Furthermore, temperature differences usually result in expansion loads. Also, external loads involve storage and transportation stresses. There is a wide range of international design codes and local regulations providing wall thickness specifications. For further guidance on the effects of thermal expansion, go here https://en.wikipedia.org/wiki/Thermal_expansion.
Another dimensional feature of great importance in line pipes is out-of-roundness. It refers to the difference between the maximum and minimum diameter as long as it’s measured at the same cross-section. This feature has influence over two essential aspects of line pipes, resistance to collapse and girth welding.
Out-of-roundness is proportional to the power of a line pipe to withstand external loads. The more round a line tube is, the greater its resistance to collapse. In the event of offshore applications, the out-of-roundness of these pipes must be minimal at the expense of offering greater wall thickness. The only way for offshore pipelines to withstand external hydrostatic pressure is by optimizing wall thickness.
Girth welding is a pipeline construction, requiring tubes to be welded at the ends. Any misalignment during the process of welding in large-diameter tubes might result in ruptures and leaks when exposed to pressure.

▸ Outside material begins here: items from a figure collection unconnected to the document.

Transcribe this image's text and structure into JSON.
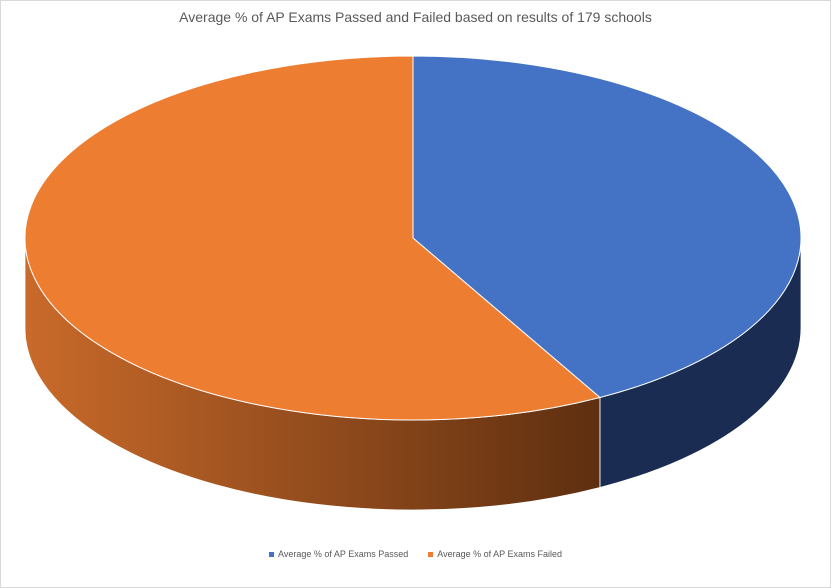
{
  "colors": {
    "passed_top": "#4472C4",
    "passed_side": "#1A2C52",
    "failed_top": "#ED7D31",
    "failed_side_light": "#C96A2A",
    "failed_side_dark": "#5E2F10"
  },
  "chart_data": {
    "type": "pie",
    "style": "3d",
    "title": "Average % of AP Exams Passed and Failed based on results of 179 schools",
    "categories": [
      "Average % of AP Exams Passed",
      "Average % of AP Exams Failed"
    ],
    "values": [
      42,
      58
    ],
    "legend_position": "bottom"
  }
}
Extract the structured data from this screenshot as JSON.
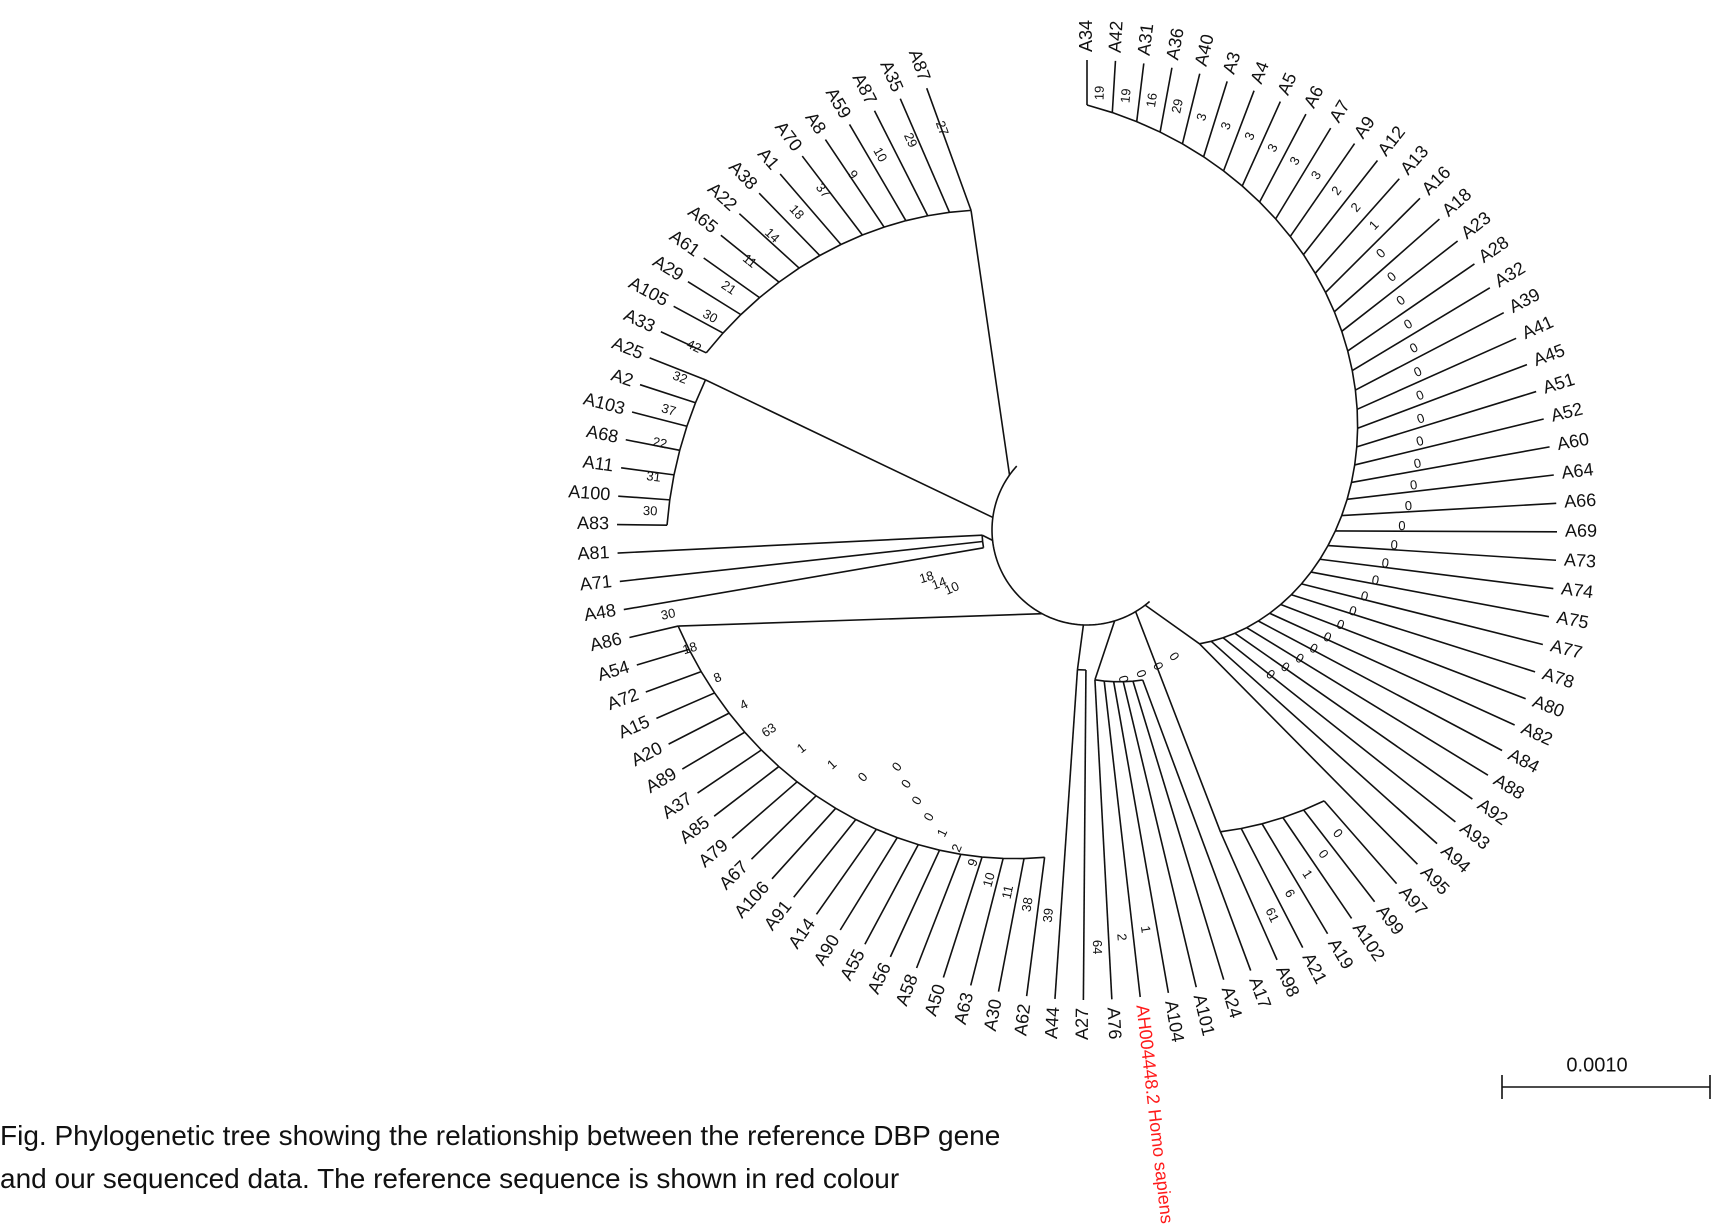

Chemical composition is believed to have a great influence over the properties, corrosion resistance, microstructure, and weldability of steels used in line pipes. Carbon has the capacity to increase pearlite volume fraction, which results in an increase in strength. Conversely, Manganese ensures strength and toughness in tubes as long as it’s kept at approximately 1.4 %. When combined with Sulphur, Manganese eliminates low ductility.
Silicone is another element increasing tube strength only moderately. When choosing a line pipe manufacturer, select one that meets environmental requirements and stringent codes. The role of silicone is that of a deoxidizer. When combined with aluminum, silicone has the potential to prevent carbon monoxide formation and porosity by eliminating the oxygen coming in contact with steel.
Copper is another desirable element because of its power to induce better resistance to atmospheric corrosion. It should be limited to 0.35 % to avoid hot shortness, eventually leading to crack development. Conversely, Chromium is popular for increasing carbon equivalent and hardness, provided its amount is limited to 0.02 %. By increasing the amount of Chromium, the weld metal will no longer keep its optimal properties.
The bottom line
These tubes are used in numerous industries due to their transporting abilities.
They undergo strict quality inspections to ensure toughness and meet the requirements of customers!